ScaNN supports several vector search techniques, each with their own tuning parameters. This page explains the basics of the various techniques.
ScaNN performs vector search in three phases. They are described below:
- Partitioning (optional): ScaNN partitions the dataset during training time, and at query time selects the top partitions to pass onto the scoring stage.
- Scoring: ScaNN computes the distances from the query to all datapoints in the dataset (if partitioning isn't enabled) or all datapoints in a partition to search (if partitioning is enabled). These distances aren't necessarily exact.
- Rescoring (optional): ScaNN takes the best k' distances from scoring and re-computes these distances more accurately. From these k' re-computed distances the top k are selected.
All three phases can be configured through the ScaNNBuilder class. Before going into details, below are some general guidelines for ScaNN configuration.
- For a small dataset (fewer than 20k points), use brute-force.
- For a dataset with less than 100k points, score with AH, then rescore.
- For datasets larger than 100k points, partition, score with AH, then rescore.
- When scoring with AH,
dimensions_per_block
should be set to 2. - When partitioning,
num_leaves
should be roughly the square root of the number of datapoints.

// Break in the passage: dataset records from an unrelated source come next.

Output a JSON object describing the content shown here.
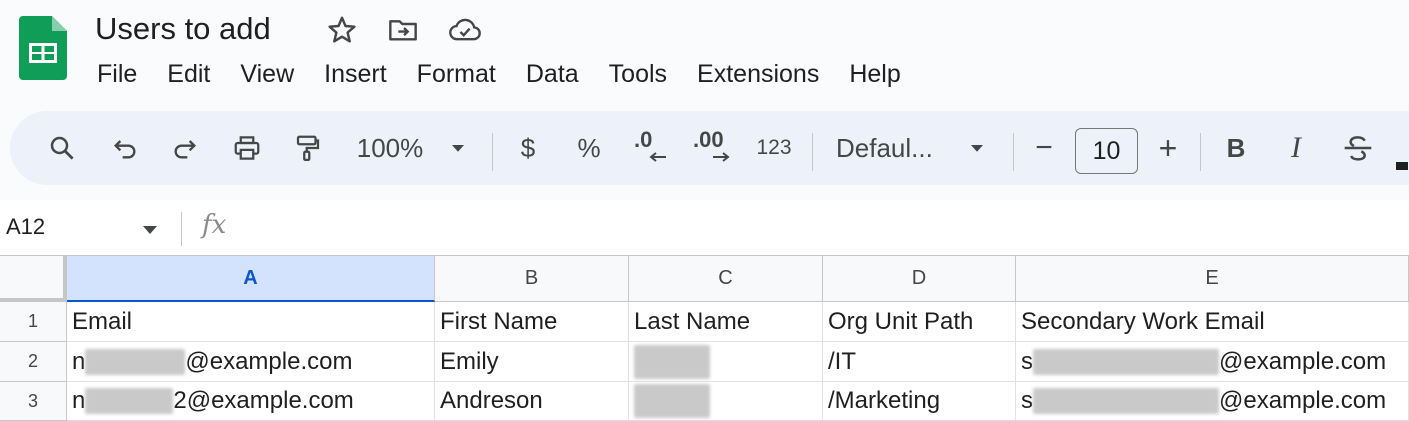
{
  "app": {
    "title": "Users to add",
    "brand_color": "#0f9d58"
  },
  "menu": [
    "File",
    "Edit",
    "View",
    "Insert",
    "Format",
    "Data",
    "Tools",
    "Extensions",
    "Help"
  ],
  "toolbar": {
    "zoom": "100%",
    "currency": "$",
    "percent": "%",
    "decrease_decimal": ".0",
    "increase_decimal": ".00",
    "number_format": "123",
    "font": "Defaul...",
    "font_size": "10",
    "decrease_size": "−",
    "increase_size": "+",
    "bold": "B",
    "italic": "I"
  },
  "formula_bar": {
    "name_box": "A12",
    "fx": "fx"
  },
  "grid": {
    "columns": [
      "A",
      "B",
      "C",
      "D",
      "E"
    ],
    "selected_column": "A",
    "rows": [
      {
        "num": "1",
        "cells": [
          "Email",
          "First Name",
          "Last Name",
          "Org Unit Path",
          "Secondary Work Email"
        ]
      },
      {
        "num": "2",
        "cells": [
          "n",
          "@example.com",
          "Emily",
          "",
          "/IT",
          "s",
          "@example.com"
        ]
      },
      {
        "num": "3",
        "cells": [
          "n",
          "2@example.com",
          "Andreson",
          "",
          "/Marketing",
          "s",
          "@example.com"
        ]
      }
    ]
  }
}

Partitioning is configured through .tree(...)
. The most important parameters
are num_leaves
and num_leaves_to_search
. The higher num_leaves
, the
higher-quality the partitioning will be; however, raising this parameter also
makes partitioning take longer. num_leaves_to_search / num_leaves
determines
the proportion of the dataset that is pruned. Raising this proportion increases
accuracy but leads to more points being scored and therefore less speed.

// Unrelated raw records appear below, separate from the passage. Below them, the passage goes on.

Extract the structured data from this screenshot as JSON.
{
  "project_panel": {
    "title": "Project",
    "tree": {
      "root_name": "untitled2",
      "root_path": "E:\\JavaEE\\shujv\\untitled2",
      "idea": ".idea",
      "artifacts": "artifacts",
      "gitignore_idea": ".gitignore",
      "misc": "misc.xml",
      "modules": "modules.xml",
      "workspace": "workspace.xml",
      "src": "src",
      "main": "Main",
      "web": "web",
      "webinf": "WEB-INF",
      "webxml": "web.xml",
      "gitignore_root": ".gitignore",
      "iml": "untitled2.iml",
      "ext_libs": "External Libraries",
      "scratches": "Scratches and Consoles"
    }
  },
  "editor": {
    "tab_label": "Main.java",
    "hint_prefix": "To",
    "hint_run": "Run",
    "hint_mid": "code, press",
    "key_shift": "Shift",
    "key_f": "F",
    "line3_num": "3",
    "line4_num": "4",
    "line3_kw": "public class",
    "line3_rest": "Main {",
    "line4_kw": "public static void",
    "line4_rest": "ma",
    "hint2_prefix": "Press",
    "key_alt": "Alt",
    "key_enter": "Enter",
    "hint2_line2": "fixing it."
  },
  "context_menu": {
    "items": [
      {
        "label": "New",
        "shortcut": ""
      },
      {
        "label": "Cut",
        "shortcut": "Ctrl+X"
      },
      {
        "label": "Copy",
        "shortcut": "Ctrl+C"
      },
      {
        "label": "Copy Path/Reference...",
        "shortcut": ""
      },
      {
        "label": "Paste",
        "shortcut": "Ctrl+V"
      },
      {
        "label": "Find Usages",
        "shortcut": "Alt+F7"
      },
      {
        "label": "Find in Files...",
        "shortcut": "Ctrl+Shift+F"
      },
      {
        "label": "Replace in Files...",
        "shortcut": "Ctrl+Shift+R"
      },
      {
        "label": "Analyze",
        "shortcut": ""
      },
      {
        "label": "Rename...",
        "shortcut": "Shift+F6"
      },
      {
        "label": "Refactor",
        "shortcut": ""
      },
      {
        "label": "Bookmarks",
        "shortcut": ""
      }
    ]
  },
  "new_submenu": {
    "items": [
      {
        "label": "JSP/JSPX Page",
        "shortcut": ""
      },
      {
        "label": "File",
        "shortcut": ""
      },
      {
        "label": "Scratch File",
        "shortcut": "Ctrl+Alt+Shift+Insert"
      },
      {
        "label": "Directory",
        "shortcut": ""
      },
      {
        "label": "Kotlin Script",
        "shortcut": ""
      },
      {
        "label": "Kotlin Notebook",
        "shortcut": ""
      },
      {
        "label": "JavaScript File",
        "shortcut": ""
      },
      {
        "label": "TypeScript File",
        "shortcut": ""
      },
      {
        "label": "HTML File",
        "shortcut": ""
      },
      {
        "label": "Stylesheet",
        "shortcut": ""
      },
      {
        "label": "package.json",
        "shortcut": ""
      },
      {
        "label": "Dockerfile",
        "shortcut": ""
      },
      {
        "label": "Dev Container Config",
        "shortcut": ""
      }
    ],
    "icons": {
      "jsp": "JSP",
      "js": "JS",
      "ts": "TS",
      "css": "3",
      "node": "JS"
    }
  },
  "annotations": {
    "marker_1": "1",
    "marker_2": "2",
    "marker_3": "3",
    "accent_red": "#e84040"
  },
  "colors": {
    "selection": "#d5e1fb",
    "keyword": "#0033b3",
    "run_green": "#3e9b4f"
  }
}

If a dataset has n points, the number of partitions should generally be the same
order of magnitude as sqrt(n)
for a good balance of partitioning quality and
speed. num_leaves_to_search
should be tuned based on recall target.
Scoring can either be done with brute-force or asymmetric hashing (AH). The
corresponding functions in ScannBuilder are score_brute_force
and score_ah
.
Unless near-perfect accuracy is required, AH gives better speed/accuracy
tradeoffs. See
Product quantization for nearest neighbor search
and Gersho and Gray's Vector Quantization and Signal Compression for
background on AH, and
Accelerating Large-Scale Inference with Anisotropic Quantization
for an academic descrition of anisotropic_quantization_threshold
. We recommend
setting dimensions_per_block
to 2.
The only parameter for brute-force scoring is quantize
. If enabled, this
quantizes each dimension of each datapoint into an 8-bit integer. This is a 4x
compression ratio over 32-bit floats and can therefore quarter the latency in
memory-bandwidth bound scenarios. However, quantized brute force is slower than
full brute force in non-memory bandwidth bound scenarios, which occur when the
batch size is sufficiently large or when the dataset is small enough to fit into
cache. Quantized brute-force generally leads to negligible accuracy losses over
full brute force.
Rescoring is highly recommended if AH scoring is used.
reordering_num_neighbors
should be greater than k, the final number of
neighbors. Raising reordering_num_neighbors
increases accuracy at the cost of
speed. quantize
has the same meaning as in brute-force scoring.